Journal de Montréal, TVA Nouvelles
- In the frenzy of invoking closure to push through two controversial bills cutting immigration and banning those who wear religious symbols from a variety of jobs serving the public, Quebec’s CAQ government ran out of time to raise the age for cannabis consumption. As a result, adults between 18 and 21 will still be legally allowed to buy and consume cannabis over the summer until the National Assembly reconvenes in August.
- The Canadian Chamber of Commerce has established the National Cannabis Working Group with a variety of major LP and REC retail partners to “improve the sector’s competitiveness,” though with membership costing between $5,000 and $10,000, brand strategist Rachel Colic said small businesses would be kept out.
MJ Biz Daily, Twitter
MarketWatch‘s Max Cherney wondered what will happen to Linton’s plans to give employees options and to keep Canopy headquarted in Smith’s Falls. He added, “Does Constellation have any idea how to run an early stage pot company? I mean Canopy can’t even sell edibles or vapes yet.”
- Financial executive Norman Levine said, “Canopy will now be a Canadian company in name only. Decisions will be made by Constellation and they will name executives and eventually move the operating head office to the U.S. but leave Smiths Falls as the nominal head office.”
- Tributes to Linton were widespread from across the sector, but grower Travis Lane summed up the feelings many legacy growers share about Linton: “He helped build one of the first inevitable massive North American cannabis corps in a market vacuum [but] almost anyone could have done a better job of publicly representing cannabis. Drones, dispos, fentanyl contaminated weed, shit product, etc. He may have been great for shareholders, but I didn’t see him help otherwise.”
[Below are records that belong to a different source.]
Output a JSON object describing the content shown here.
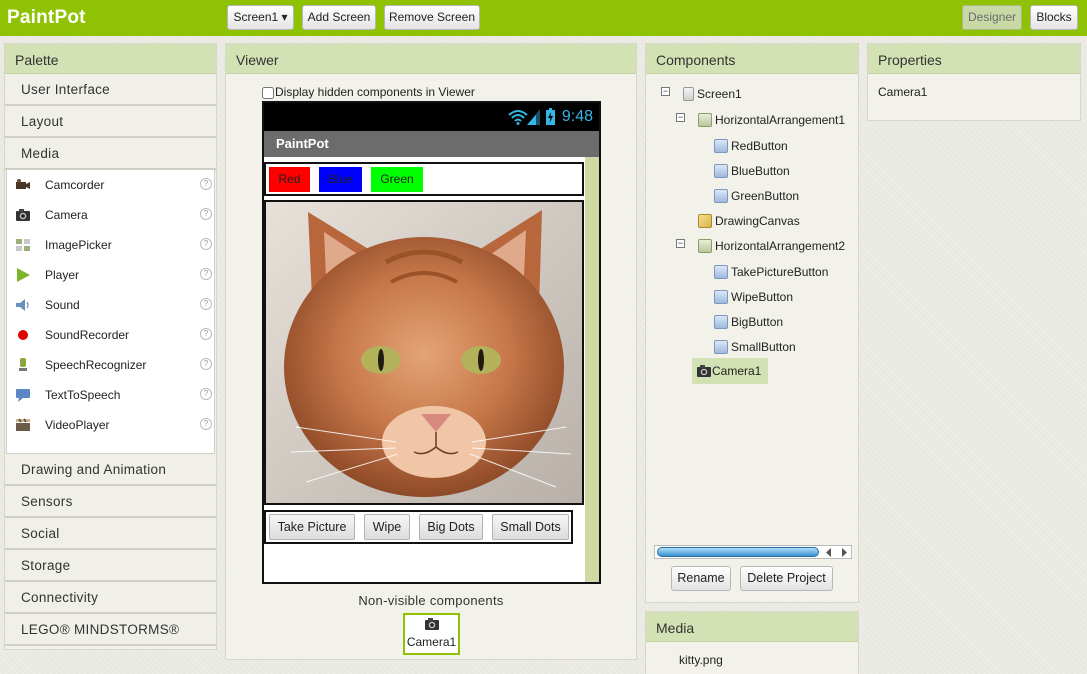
{
  "app": {
    "title": "PaintPot",
    "screen_selector": "Screen1 ▾",
    "add_screen": "Add Screen",
    "remove_screen": "Remove Screen",
    "designer": "Designer",
    "blocks": "Blocks"
  },
  "palette": {
    "title": "Palette",
    "categories_before": [
      "User Interface",
      "Layout",
      "Media"
    ],
    "media_items": [
      {
        "label": "Camcorder",
        "icon": "camcorder-icon"
      },
      {
        "label": "Camera",
        "icon": "camera-icon"
      },
      {
        "label": "ImagePicker",
        "icon": "imagepicker-icon"
      },
      {
        "label": "Player",
        "icon": "player-icon"
      },
      {
        "label": "Sound",
        "icon": "sound-icon"
      },
      {
        "label": "SoundRecorder",
        "icon": "soundrecorder-icon"
      },
      {
        "label": "SpeechRecognizer",
        "icon": "speechrecognizer-icon"
      },
      {
        "label": "TextToSpeech",
        "icon": "texttospeech-icon"
      },
      {
        "label": "VideoPlayer",
        "icon": "videoplayer-icon"
      }
    ],
    "help_glyph": "?",
    "categories_after": [
      "Drawing and Animation",
      "Sensors",
      "Social",
      "Storage",
      "Connectivity",
      "LEGO® MINDSTORMS®"
    ]
  },
  "viewer": {
    "title": "Viewer",
    "hidden_checkbox_label": "Display hidden components in Viewer",
    "hidden_checked": false,
    "phone": {
      "time": "9:48",
      "app_title": "PaintPot",
      "color_buttons": [
        {
          "label": "Red",
          "color": "#ff0000"
        },
        {
          "label": "Blue",
          "color": "#0000ff"
        },
        {
          "label": "Green",
          "color": "#00ff00"
        }
      ],
      "action_buttons": [
        "Take Picture",
        "Wipe",
        "Big Dots",
        "Small Dots"
      ]
    },
    "nonvisible_label": "Non-visible components",
    "nonvisible_items": [
      "Camera1"
    ]
  },
  "components": {
    "title": "Components",
    "tree": {
      "screen": "Screen1",
      "ha1": "HorizontalArrangement1",
      "red": "RedButton",
      "blue": "BlueButton",
      "green": "GreenButton",
      "canvas": "DrawingCanvas",
      "ha2": "HorizontalArrangement2",
      "take": "TakePictureButton",
      "wipe": "WipeButton",
      "big": "BigButton",
      "small": "SmallButton",
      "camera": "Camera1"
    },
    "collapse_glyph": "−",
    "rename": "Rename",
    "delete": "Delete Project"
  },
  "media": {
    "title": "Media",
    "files": [
      "kitty.png"
    ]
  },
  "properties": {
    "title": "Properties",
    "selected": "Camera1"
  },
  "colors": {
    "brand": "#8fc202",
    "panel_header": "#d3e2b4",
    "selection": "#d3e2b4"
  }
}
- During a Bloomberg interview about the firing, Linton wore a t-shirt advertising communications-networks company Martello Technologies, which he and Mitel-chairman Sir Terry Matthews took public on the TSX last fall, and of which he is co-chair. As a result, Martello’s stock spiked by 89%.
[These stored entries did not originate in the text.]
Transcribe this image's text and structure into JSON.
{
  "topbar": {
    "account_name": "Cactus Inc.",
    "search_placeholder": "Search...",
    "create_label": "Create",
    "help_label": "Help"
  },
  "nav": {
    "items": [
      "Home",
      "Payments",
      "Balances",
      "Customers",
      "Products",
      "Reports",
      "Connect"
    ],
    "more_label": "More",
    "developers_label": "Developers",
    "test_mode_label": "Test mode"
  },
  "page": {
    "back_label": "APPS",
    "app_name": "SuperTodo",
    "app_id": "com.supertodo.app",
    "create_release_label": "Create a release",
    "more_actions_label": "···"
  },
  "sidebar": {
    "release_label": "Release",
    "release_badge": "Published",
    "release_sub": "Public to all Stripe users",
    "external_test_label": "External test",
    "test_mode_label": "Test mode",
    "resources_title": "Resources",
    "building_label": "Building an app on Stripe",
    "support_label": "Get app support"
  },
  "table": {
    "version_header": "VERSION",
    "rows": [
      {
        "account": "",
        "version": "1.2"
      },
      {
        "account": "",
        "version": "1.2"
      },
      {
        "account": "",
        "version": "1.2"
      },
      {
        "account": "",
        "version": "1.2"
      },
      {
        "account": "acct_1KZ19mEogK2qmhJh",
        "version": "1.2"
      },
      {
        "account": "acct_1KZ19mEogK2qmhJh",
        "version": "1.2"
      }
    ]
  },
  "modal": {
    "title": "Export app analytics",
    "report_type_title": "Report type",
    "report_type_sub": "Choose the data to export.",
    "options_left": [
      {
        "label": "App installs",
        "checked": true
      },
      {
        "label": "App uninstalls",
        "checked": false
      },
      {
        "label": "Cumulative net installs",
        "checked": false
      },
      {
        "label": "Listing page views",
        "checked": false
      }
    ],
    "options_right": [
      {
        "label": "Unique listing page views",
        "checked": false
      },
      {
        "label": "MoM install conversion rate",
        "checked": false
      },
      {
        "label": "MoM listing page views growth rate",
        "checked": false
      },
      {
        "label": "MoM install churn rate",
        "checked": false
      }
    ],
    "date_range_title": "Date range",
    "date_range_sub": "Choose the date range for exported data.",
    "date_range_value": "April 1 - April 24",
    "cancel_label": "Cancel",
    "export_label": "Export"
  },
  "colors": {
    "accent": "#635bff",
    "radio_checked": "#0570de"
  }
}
Ottawa Business Journal, Financial Post
- Linton told Bloomberg he wants to make Martello “really crank.”
- Coming Monday in the WeedWeek newsletter, an exclusive interview with Kevin Murphy, CEO of Acreage Holdings, the U.S. company Canopy planned to acquire for US$3.4B when U.S. legal conditions allow.
On May 26, amicus briefs from the National Cannabis Industry Association and the Marijuana Industry Group—in collaboration with the Cannabis Trade Federation action group—were filed in the Ninth Circuit U.S. Court in support of the Oakland dispensary Harborside‘s tax appeal.
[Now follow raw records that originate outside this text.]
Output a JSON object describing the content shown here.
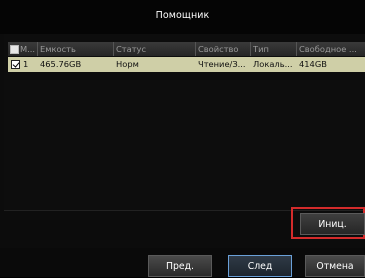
{
  "window": {
    "title": "Помощник"
  },
  "table": {
    "columns": [
      "М...",
      "Емкость",
      "Статус",
      "Свойство",
      "Тип",
      "Свободное ..."
    ],
    "rows": [
      {
        "index": "1",
        "capacity": "465.76GB",
        "status": "Норм",
        "property": "Чтение/З...",
        "type": "Локаль...",
        "free": "414GB"
      }
    ]
  },
  "buttons": {
    "init": "Иниц.",
    "prev": "Пред.",
    "next": "След",
    "cancel": "Отмена"
  },
  "colors": {
    "selected_row": "#cfcfa7",
    "highlight_border": "#d42b2b",
    "focused_button": "#6aa0d8"
  }
}
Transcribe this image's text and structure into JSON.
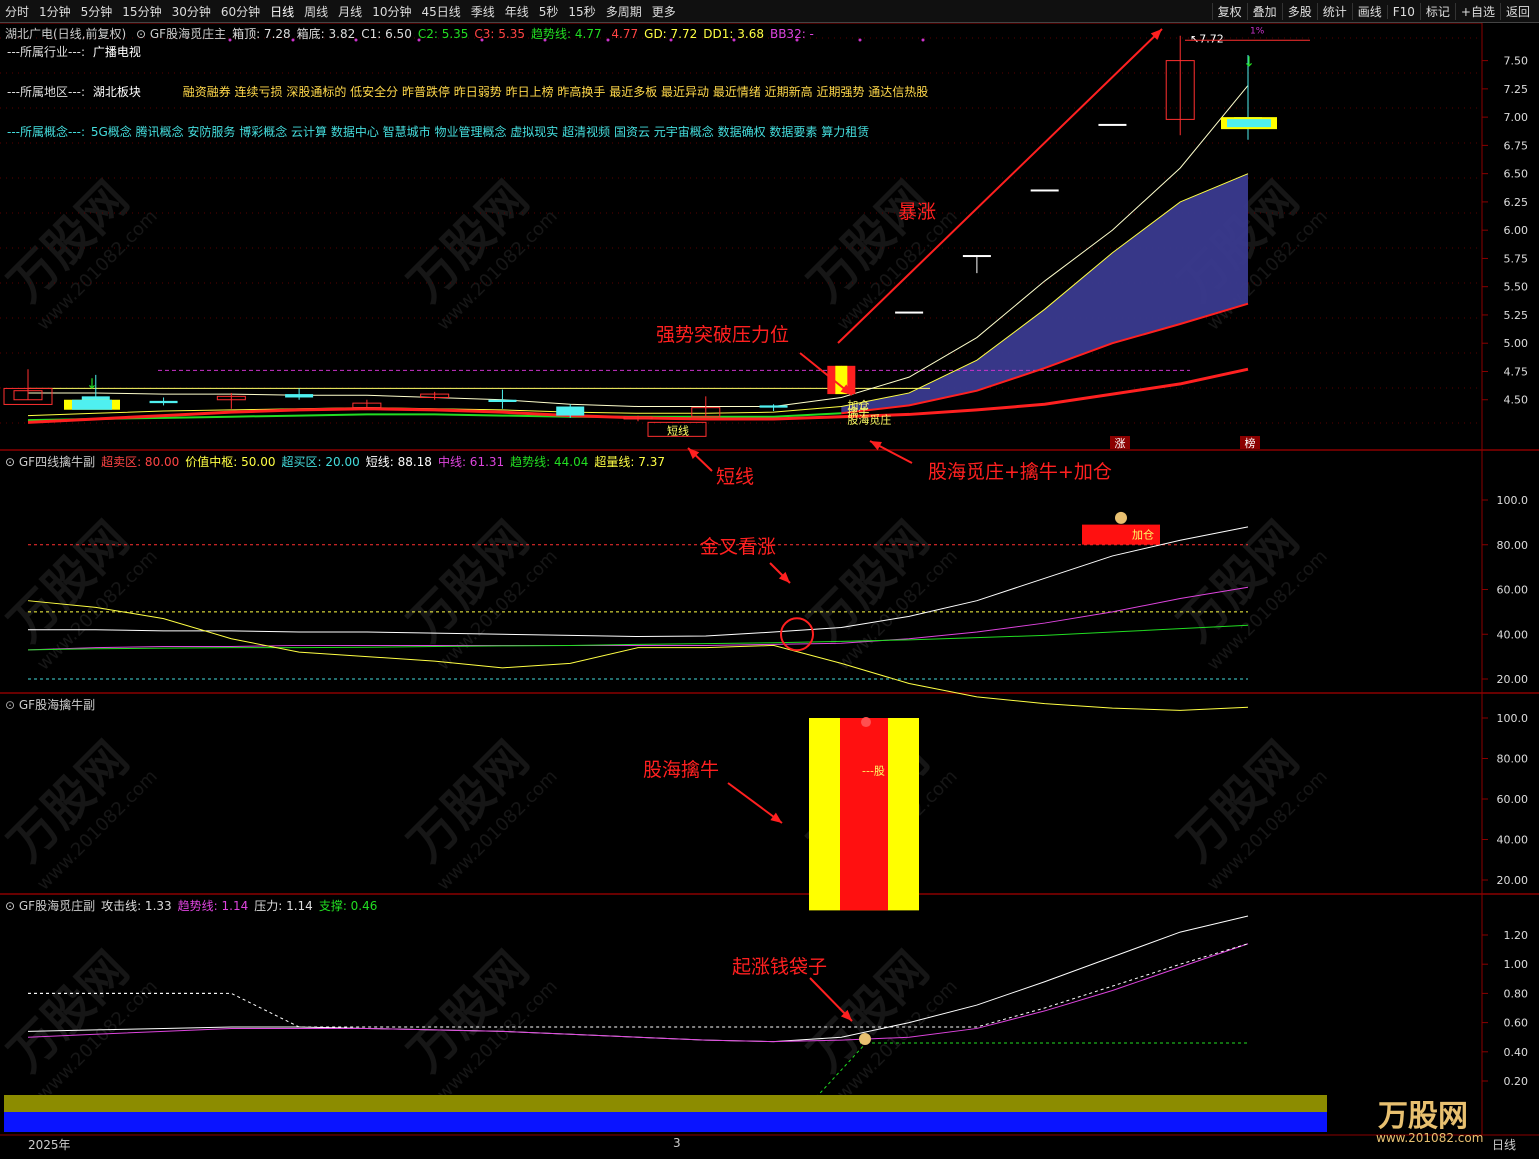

The letters offer the sort of persuasion it will take to get Section 280E of the U.S. Tax Code declared unconstitutional. Harborside is appealing a U.S. Tax Court decision from 2018.
WeedWeek reporter Hilary Corrigan examined the case:
- Harborside is contesting its bill for the tax years 2007-2012. The company argues that personnel and quality-control costs; curing, storing and guarding inventory; and trimming, manicuring and packaging should all be deductible.
- The NCIA argues, 280E, which dates from the early 1980s, “intended to punish criminal drug operators by stripping their ability to claim deductions on their tax returns. So, while ordinary businesses can deduct expenses such as rent, wages, taxes, and license payments, under § 280E lawful state marijuana dispensaries are taxed by the IRS on revenue before accounting for those expenses. This provision has the effect of subjecting State-sanctioned marijuana businesses—like Appellant Harborside Health Center (“Harborside”)—to unprecedentedly high effective tax rates of up to 75%.”